21 de mayo de 2019
21.05.2019

Granos

21.05.2019 | 06:02
Juan José Millás

Descubrí en el cuarto de baño del hotel, junto al champú y al gel de baño, un tubo de crema hidratante. Ya lo había visto en otros hoteles, en todos para ser exactos, pero no había reflexionado jamás sobre el asunto. ¿Tanta gente deshidratada andaba por el mundo?, me pregunté ahora. Después de ducharme, movido por la curiosidad, extendí la crema por aquellas partes de mi anatomía a las que tenía fácil acceso sin experimentar ninguna sensación diferente a la del resto de mis miércoles. Tal vez, pensé, me habían puesto una crema hidratante que no hidrataba. Pero desconocía el modo de averiguarlo. Sé cuándo un gin tonic me hace efecto, cuándo un champú me lava la cabeza, o cuándo un betún para el calzado saca brillo a mis zapatos. Noto, incluso, cuándo un desodorante ha impedido realmente la transpiración. ¿Pero cómo comprobar que una crema hidratante te ha hidratado?

Entré en Google y di con un chat de gente obsesionada con la hidratación corporal. Uno de los participantes dijo que lo mejor para mantener la piel en el estado de humedad adecuado era vivir cerca de un río o de un gran lago.

-No hay crema que sustituya al agua -añadió.

-Pero yo ya me había duchado. Tal vez, si te duchas con regularidad, no necesites cremas. Se me ocurrió no obstante un gran negocio: vender frasquitos de agua del grifo con una etiqueta en la que pusiera: Agua Hidratante.
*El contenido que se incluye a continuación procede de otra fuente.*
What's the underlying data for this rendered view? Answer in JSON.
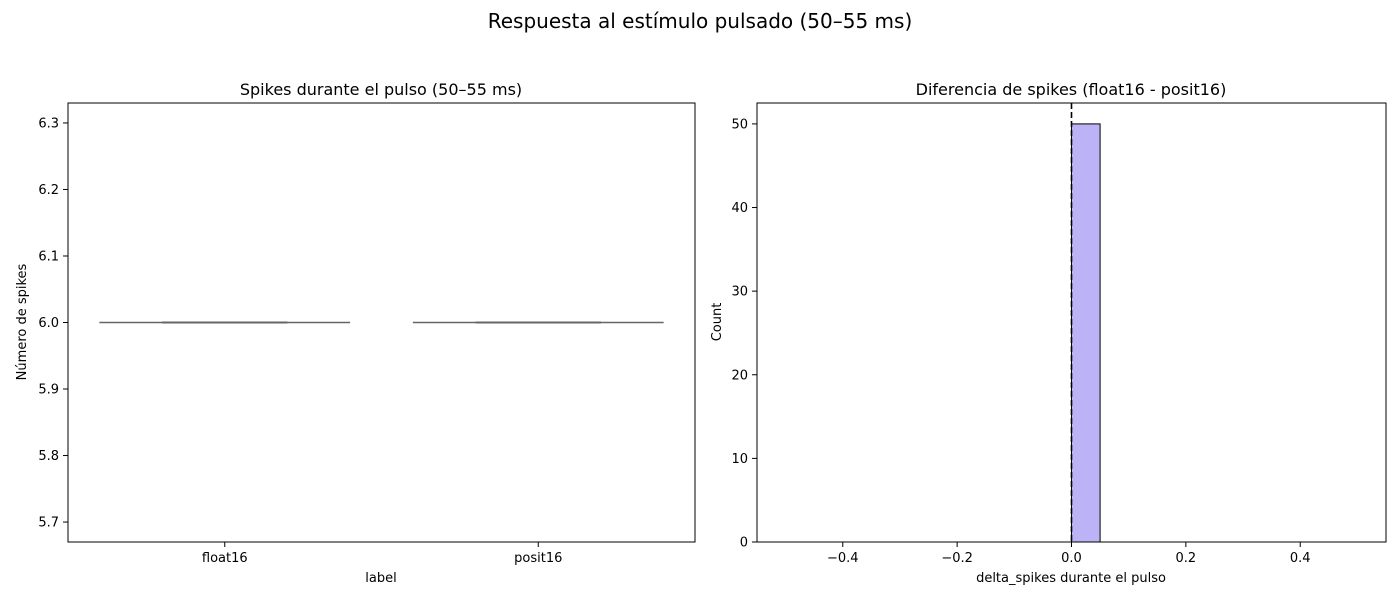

Se lo consulté días después a un amigo que sabe de márquetin y me dijo que la expresión agua hidratante era una redundancia, como decir limón ácido, avión volador, o rueda rodante.

Entre tanto, cada vez que entraba en una farmacia para comprar pasta de dientes, me sorprendía la cantidad y variedad de cremas hidratantes expuestas en los lugares de privilegio del establecimiento, todas carísimas. No sabía si deducir de ello que la humanidad estaba deshidratada o hiperhidratada. En cualquier caso, y por no sentirme diferente, comencé a usar una cuyo frasco me atrajo por su diseño. Me salieron unos granos muy feos. Fui al dermatólogo, que, tras examinarlos con detenimiento, concluyó que tenía la piel deshidratada. Me recetó la misma crema que me había provocado la erupción.